Я сознавал свое невежество, и если миссис Стрикленд была известным писателем, то стоило узнать это прежде, чем вступить с ней в разговор.
Роуз Уотерфорд скромно потупилась, чтобы придать больший вес своим словам.
– У нее прекрасные ланчи. Стоит вам сказать ей несколько слов – и ждите приглашения.
Роуз Уотерфорд была циником. На жизнь она смотрела как на подаренную возможность писать романы, а на людей – как на необходимое для этого сырье. Время от времени она приглашала некоторых избранных, тех, кто восхищался ее талантом, к себе домой, и тогда была гостеприимной хозяйкой.
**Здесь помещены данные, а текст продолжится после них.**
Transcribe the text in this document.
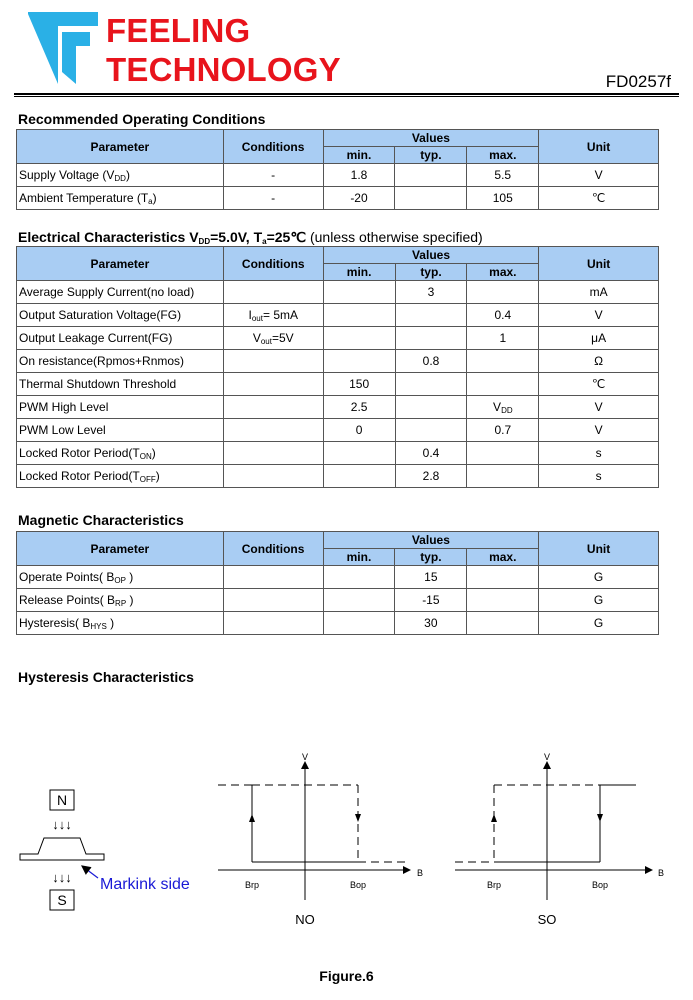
FEELING
TECHNOLOGY	FD0257f
Recommended Operating Conditions
Parameter	Conditions	Values			Unit
		min.	typ.	max.	
Supply Voltage $(V_{DD})$	-	1.8		5.5	V
Ambient Temperature $(T_a)$	-	-20		105	℃
Electrical Characteristics $V_{DD}=5.0V$, $T_a=25℃$ (unless otherwise specified)
Parameter	Conditions	Values			Unit
		min.	typ.	max.	
Average Supply Current(no load)			3		mA
Output Saturation Voltage(FG)	$I_{out}= 5mA$			0.4	V
Output Leakage Current(FG)	$V_{out}=5V$			1	μA
On resistance(Rpmos+Rnmos)			0.8		Ω
Thermal Shutdown Threshold		150			℃
PWM High Level		2.5		$V_{DD}$	V
PWM Low Level		0		0.7	V
Locked Rotor $Period(T_{ON})$			0.4		s
Locked Rotor $Period(T_{OFF})$			2.8		s
Magnetic Characteristics
Parameter	Conditions	Values			Unit
		min.	typ.	max.	
Operate Points( $B_{OP}$ )			15		G
Release Points( $B_{RP}$ )			-15		G
Hysteresis( $B_{HYS}$ )			30		G
Hysteresis Characteristics
N
↓↓↓
↓↓↓
S
Markink side
V
B
Brp	Bop
NO
V
B
Brp	Bop
SO
Figure.6
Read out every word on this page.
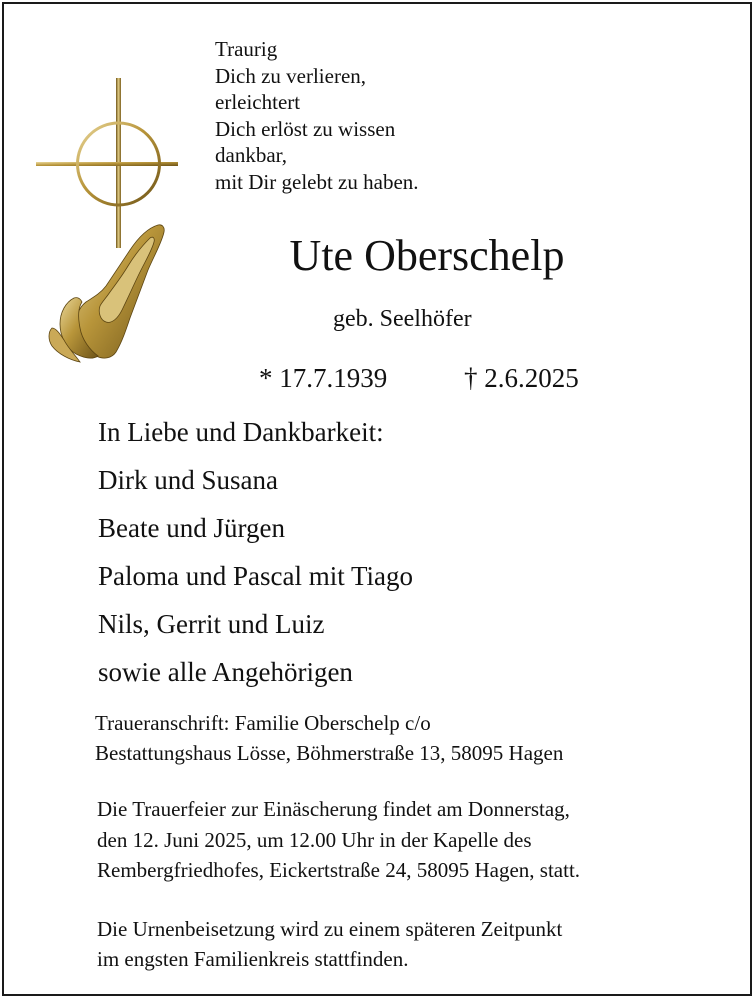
Traurig
Dich zu verlieren,
erleichtert
Dich erlöst zu wissen
dankbar,
mit Dir gelebt zu haben.
Ute Oberschelp
geb. Seelhöfer
* 17.7.1939	† 2.6.2025
In Liebe und Dankbarkeit:
Dirk und Susana
Beate und Jürgen
Paloma und Pascal mit Tiago
Nils, Gerrit und Luiz
sowie alle Angehörigen
Traueranschrift: Familie Oberschelp c/o
Bestattungshaus Lösse, Böhmerstraße 13, 58095 Hagen
Die Trauerfeier zur Einäscherung findet am Donnerstag,
den 12. Juni 2025, um 12.00 Uhr in der Kapelle des
Rembergfriedhofes, Eickertstraße 24, 58095 Hagen, statt.
Die Urnenbeisetzung wird zu einem späteren Zeitpunkt
im engsten Familienkreis stattfinden.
С добродушным презрением посмеиваясь над их слабостью к знаменитостям, она играла перед ними роль талантливой и широко мыслящей писательницы.
Представленный миссис Стрикленд, я минут десять говорил с ней наедине. Запомнился мне только ее приятный голос. У нее была квартира в Вестминстере, выходящая на недостроенную церковь, и, будучи соседями, мы прониклись друг к другу симпатией. Магазин армии и флота служит связующим звеном для тех, кто живет между рекой и парком Сент-Джеймс. Миссис Стрикленд спросила мой адрес, и через несколько дней я получил приглашение на ланч.
Я не был избалован приглашениями и с радостью его принял. Пришел я с небольшим опозданием, ибо, из-за страха прийти первым, три раза обошел вокруг церкви. Компания была почти вся в сборе. Пришли мисс Уотерфорд, миссис Джей, Ричард Твайнинг и Джордж Роуд. Все без исключения – писатели. Стояла ранняя весна, день был погожий, и все находились в прекрасном настроении.